Untuk Orang Tua:
Bila Amarah Berarti “Bunuh Diri”
Dari banyak penelitian dan studi mengatakan ada sebuah relasi
antara kekuatan emosi dan fisik. Salah satu temuan yang berdasarkan penelitian
dan studi mengatakan bahwa kekuatan amarah dapat memicu pada rusaknya daya
kerja jantung; hal ini semakin menjadi jika orang atau pribadi yang
bersangkutan sudah memiliki “bibit” penyakit jantung.
Setiap amarah yang disertai dengan suasana hati yang ingin
menyerang pihak lawan, setiap amarah itu pula menyumbang tekanan stres tambahan
bagi jantung dengan meningkatkan laju denyut jantung serta tekanan darah.

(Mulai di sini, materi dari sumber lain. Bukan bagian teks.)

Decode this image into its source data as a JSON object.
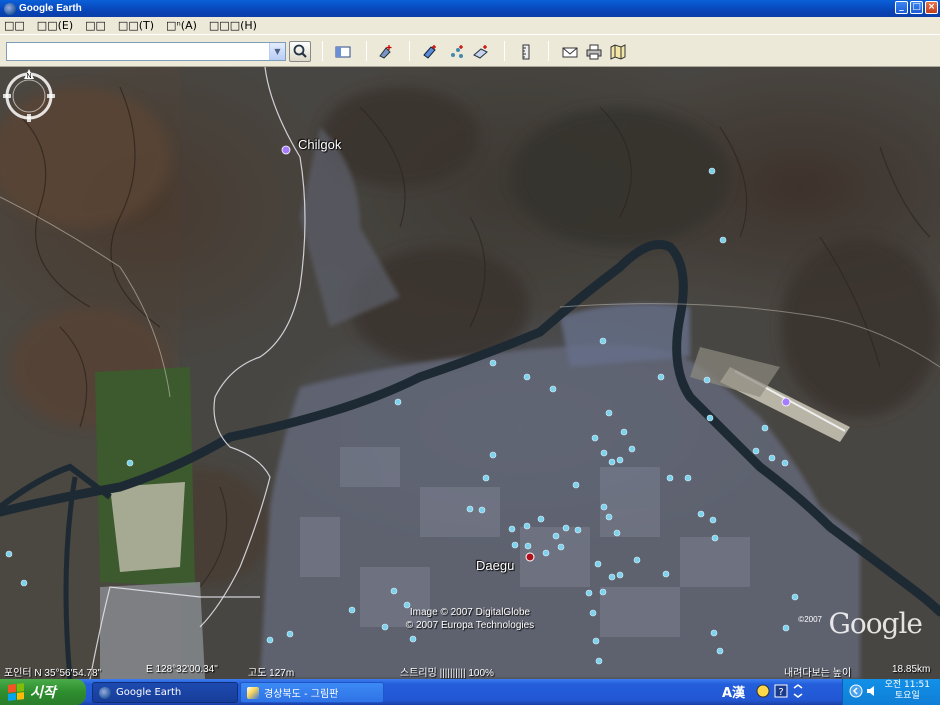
{
  "window": {
    "title": "Google Earth"
  },
  "menu": {
    "items": [
      "□□",
      "□□(E)",
      "□□",
      "□□(T)",
      "□ⁿ(A)",
      "□□□(H)"
    ]
  },
  "toolbar": {
    "search_value": "",
    "icons": [
      "sidebar-toggle-icon",
      "placemark-add-icon",
      "polygon-icon",
      "path-icon",
      "image-overlay-icon",
      "ruler-icon",
      "email-icon",
      "print-icon",
      "google-maps-icon"
    ]
  },
  "map": {
    "places": [
      {
        "name": "Chilgok"
      },
      {
        "name": "Daegu"
      }
    ],
    "copyright": [
      "Image © 2007 DigitalGlobe",
      "© 2007 Europa Technologies"
    ],
    "logo": "Google",
    "logo_year": "©2007",
    "compass_north": "N"
  },
  "status": {
    "pointer": "포인터 N 35°56'54.78\"",
    "longitude": "E 128°32'00.34\"",
    "elevation": "고도 127m",
    "streaming": "스트리밍 |||||||||| 100%",
    "eye_alt": "내려다보는 높이",
    "eye_alt_value": "18.85km"
  },
  "taskbar": {
    "start_label": "시작",
    "tasks": [
      {
        "label": "Google Earth",
        "active": true
      },
      {
        "label": "경상북도 - 그림판",
        "active": false
      }
    ],
    "ime": "A漢",
    "clock_time": "오전 11:51",
    "clock_day": "토요일"
  },
  "colors": {
    "river": "#1e2a33",
    "road": "#e8e8f0",
    "city": "#6c7488",
    "poi": "#7fd8f4",
    "place_marker": "#a67cff",
    "daegu_marker": "#b0101a"
  }
}
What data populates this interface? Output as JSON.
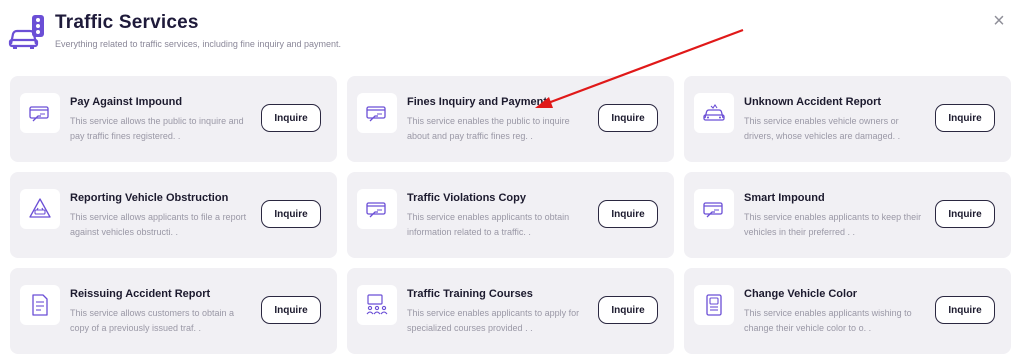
{
  "header": {
    "title": "Traffic Services",
    "subtitle": "Everything related to traffic services, including fine inquiry and payment.",
    "icon": "car-traffic-light-icon",
    "close_label": "×"
  },
  "accent_color": "#6b4fd6",
  "arrow_color": "#e01919",
  "cards": [
    {
      "title": "Pay Against Impound",
      "desc": "This service allows the public to inquire and pay traffic fines registered. .",
      "button": "Inquire",
      "icon": "card-payment-icon"
    },
    {
      "title": "Fines Inquiry and Payment",
      "desc": "This service enables the public to inquire about and pay traffic fines reg. .",
      "button": "Inquire",
      "icon": "card-payment-icon"
    },
    {
      "title": "Unknown Accident Report",
      "desc": "This service enables vehicle owners or drivers, whose vehicles are damaged. .",
      "button": "Inquire",
      "icon": "car-accident-icon"
    },
    {
      "title": "Reporting Vehicle Obstruction",
      "desc": "This service allows applicants to file a report against vehicles obstructi. .",
      "button": "Inquire",
      "icon": "warning-vehicle-icon"
    },
    {
      "title": "Traffic Violations Copy",
      "desc": "This service enables applicants to obtain information related to a traffic. .",
      "button": "Inquire",
      "icon": "card-payment-icon"
    },
    {
      "title": "Smart Impound",
      "desc": "This service enables applicants to keep their vehicles in their preferred . .",
      "button": "Inquire",
      "icon": "card-payment-icon"
    },
    {
      "title": "Reissuing Accident Report",
      "desc": "This service allows customers to obtain a copy of a previously issued traf. .",
      "button": "Inquire",
      "icon": "document-icon"
    },
    {
      "title": "Traffic Training Courses",
      "desc": "This service enables applicants to apply for specialized courses provided . .",
      "button": "Inquire",
      "icon": "training-class-icon"
    },
    {
      "title": "Change Vehicle Color",
      "desc": "This service enables applicants wishing to change their vehicle color to o. .",
      "button": "Inquire",
      "icon": "vehicle-document-icon"
    }
  ]
}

Apabila hal ini berulang secara terus-menerus, hal tersebut akan bersifat
merusak; terutama karena golakan darah yang mengalir melalui arteri koroner
bersama dengan detak jantung dapat menimbulkan robekan-robekan mikro pada
pembuluh tersebut, yang merupakan tempat bertumbuhnya plak. Apabila jantung
berdenyut lebih cepat dan tekanan darah lebih tinggi karena kebiasaan untuk marah-marah, jika selama 30 tahun, hal
tersebut barangkali menyebabkan timbunan plak yang terus menumpuk lebih cepat.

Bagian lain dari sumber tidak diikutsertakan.